Identification of lncRNA competitively regulated subpathways in myocardial infarction.

Abstract

The functions of long non-coding RNAs (lncRNAs) in myocardial infarction (MI) remain largely unknown. Thus, we used the subp athway-LINCE method to characterize the potential roles of lncRNAs in MI. Candidate lncRNA-mRNA interactions were obtained from miRNA-mRNA interactions and lncRNA-miRNA interactions. Then the lncRNA and mRNA co-expression relationship pairs (LncGenePairs) were screened from the lncRNAs and mRNA intersections, which were extracted through candidate lncRNA-mRNA interactions and sample gene expression profiles.
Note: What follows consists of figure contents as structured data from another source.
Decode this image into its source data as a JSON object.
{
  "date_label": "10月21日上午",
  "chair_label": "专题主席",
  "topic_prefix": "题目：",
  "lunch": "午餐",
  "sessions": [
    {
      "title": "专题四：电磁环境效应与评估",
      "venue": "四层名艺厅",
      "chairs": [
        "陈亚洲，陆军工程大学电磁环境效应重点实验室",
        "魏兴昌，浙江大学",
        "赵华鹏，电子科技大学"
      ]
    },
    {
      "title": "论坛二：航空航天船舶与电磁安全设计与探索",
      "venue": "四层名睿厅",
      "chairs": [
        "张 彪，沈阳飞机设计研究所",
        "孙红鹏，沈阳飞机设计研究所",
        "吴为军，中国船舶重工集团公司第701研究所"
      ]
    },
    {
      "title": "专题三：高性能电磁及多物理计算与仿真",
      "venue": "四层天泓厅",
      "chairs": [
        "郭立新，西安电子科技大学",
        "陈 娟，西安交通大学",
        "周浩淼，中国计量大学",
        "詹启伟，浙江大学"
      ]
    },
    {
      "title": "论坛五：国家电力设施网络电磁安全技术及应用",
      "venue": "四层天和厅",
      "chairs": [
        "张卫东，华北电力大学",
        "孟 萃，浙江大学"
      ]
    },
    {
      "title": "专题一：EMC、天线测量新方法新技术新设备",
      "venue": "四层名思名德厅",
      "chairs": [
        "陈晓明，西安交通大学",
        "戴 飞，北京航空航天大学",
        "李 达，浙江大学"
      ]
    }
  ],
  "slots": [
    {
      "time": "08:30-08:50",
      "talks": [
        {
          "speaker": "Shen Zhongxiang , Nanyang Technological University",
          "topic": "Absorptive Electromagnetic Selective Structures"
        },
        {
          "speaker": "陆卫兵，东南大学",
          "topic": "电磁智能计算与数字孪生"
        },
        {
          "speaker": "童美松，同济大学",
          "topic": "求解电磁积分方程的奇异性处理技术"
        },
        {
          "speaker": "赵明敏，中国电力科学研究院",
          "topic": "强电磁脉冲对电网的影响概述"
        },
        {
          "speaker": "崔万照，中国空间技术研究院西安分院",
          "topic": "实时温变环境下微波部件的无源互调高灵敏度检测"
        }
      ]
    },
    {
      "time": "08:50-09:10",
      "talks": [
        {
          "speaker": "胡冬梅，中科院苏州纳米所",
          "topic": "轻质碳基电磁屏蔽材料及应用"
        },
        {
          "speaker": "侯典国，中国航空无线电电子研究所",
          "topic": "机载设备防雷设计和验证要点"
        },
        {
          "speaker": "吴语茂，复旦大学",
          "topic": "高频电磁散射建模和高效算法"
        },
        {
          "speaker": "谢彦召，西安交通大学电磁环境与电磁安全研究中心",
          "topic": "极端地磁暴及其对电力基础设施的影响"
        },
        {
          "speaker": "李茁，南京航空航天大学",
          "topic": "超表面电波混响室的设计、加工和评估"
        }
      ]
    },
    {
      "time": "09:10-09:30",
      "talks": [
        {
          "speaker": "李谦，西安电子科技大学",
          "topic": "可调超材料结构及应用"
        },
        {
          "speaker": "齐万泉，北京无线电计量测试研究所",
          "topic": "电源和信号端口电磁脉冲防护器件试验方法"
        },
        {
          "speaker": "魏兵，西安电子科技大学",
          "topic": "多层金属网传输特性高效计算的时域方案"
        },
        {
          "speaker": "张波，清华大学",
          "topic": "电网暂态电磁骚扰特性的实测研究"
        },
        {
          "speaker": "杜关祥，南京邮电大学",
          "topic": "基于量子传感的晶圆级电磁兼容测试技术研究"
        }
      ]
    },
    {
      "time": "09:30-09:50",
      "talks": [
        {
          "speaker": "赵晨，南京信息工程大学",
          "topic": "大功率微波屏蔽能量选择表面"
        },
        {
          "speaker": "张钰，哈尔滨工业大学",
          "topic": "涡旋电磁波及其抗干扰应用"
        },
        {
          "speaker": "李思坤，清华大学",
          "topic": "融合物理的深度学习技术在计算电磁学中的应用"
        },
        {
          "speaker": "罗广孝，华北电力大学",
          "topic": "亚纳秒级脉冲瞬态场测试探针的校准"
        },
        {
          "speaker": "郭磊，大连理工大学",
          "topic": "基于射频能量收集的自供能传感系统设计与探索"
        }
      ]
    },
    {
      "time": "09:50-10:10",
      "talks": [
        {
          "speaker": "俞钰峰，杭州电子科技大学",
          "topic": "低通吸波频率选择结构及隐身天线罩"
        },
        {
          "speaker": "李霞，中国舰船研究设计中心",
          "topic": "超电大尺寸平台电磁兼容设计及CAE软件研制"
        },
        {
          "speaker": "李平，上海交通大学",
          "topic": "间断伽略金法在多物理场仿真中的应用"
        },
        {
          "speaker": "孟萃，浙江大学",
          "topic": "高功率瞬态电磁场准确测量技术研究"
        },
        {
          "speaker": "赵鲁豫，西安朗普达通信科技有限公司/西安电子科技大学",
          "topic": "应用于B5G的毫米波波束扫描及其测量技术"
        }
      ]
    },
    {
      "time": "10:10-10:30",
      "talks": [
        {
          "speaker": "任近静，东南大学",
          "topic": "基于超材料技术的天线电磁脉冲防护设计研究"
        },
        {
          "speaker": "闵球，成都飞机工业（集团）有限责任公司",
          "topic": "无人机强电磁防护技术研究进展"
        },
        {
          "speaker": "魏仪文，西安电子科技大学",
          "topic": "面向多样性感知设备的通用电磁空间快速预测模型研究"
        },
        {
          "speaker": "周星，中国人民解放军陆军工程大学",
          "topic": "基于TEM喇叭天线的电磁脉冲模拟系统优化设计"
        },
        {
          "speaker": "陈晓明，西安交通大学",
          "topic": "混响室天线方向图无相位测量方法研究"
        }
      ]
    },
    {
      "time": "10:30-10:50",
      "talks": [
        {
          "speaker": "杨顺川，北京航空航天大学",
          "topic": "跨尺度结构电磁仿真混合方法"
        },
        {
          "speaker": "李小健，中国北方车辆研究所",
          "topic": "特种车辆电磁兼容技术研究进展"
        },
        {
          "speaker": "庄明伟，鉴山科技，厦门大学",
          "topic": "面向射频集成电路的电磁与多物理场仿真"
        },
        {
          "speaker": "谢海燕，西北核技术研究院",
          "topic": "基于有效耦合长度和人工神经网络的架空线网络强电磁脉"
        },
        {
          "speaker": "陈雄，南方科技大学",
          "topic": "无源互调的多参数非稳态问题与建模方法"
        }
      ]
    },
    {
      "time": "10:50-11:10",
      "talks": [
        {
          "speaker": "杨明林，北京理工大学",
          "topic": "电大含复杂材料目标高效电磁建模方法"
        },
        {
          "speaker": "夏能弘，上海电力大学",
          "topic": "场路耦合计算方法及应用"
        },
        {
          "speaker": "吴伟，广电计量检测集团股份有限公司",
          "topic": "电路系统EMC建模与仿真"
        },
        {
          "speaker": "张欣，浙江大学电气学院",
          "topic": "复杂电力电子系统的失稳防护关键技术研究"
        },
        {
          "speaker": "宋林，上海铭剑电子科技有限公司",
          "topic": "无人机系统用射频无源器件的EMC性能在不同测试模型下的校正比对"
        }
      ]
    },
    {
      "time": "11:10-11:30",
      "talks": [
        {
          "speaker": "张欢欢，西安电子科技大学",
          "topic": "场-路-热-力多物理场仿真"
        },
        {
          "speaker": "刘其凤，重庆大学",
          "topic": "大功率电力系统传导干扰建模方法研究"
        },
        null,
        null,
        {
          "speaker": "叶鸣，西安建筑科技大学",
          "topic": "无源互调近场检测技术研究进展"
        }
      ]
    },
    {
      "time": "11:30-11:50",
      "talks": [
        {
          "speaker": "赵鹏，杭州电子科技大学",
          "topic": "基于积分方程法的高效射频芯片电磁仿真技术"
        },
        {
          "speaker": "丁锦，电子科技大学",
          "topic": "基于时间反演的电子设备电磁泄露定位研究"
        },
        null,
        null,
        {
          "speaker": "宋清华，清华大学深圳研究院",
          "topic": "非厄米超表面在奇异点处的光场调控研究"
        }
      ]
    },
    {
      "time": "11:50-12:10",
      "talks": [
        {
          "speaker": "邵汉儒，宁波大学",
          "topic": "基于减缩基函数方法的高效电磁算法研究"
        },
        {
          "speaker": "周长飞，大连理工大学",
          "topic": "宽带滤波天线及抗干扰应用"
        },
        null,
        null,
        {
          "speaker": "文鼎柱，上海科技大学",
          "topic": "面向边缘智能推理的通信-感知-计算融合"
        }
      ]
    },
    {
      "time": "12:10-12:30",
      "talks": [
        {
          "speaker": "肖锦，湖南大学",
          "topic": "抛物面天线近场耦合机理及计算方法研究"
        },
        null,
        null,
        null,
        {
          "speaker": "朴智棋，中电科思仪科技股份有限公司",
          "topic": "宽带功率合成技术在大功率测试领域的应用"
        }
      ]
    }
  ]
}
The lncRNAs in LncGenePairs were embedded into pathway graphs as nodes through linking to their regulated mRNAs, which resulted in obtaining condition-specific lncRNA competitively regulated signal pathways (csLncRPs). Finally, the csLncRPs were calculated using lenient distance similarity to obtain the lncRNA competitively regulated subpathways. Based on the statistical significance of signal subpathways, lncRNA-mRNA networks were constructed, in which hub lncRNAs were selected. A total of 65 lncRNAs competitively regulated subpathways and 13 hub lncRNAs were obtained, which associated with a risk of MI. Identifying lncRNAs competitively regulated subpathways not only provides potential lncRNA biomarkers for MI, but also helps the understanding of pathogenesis of MI.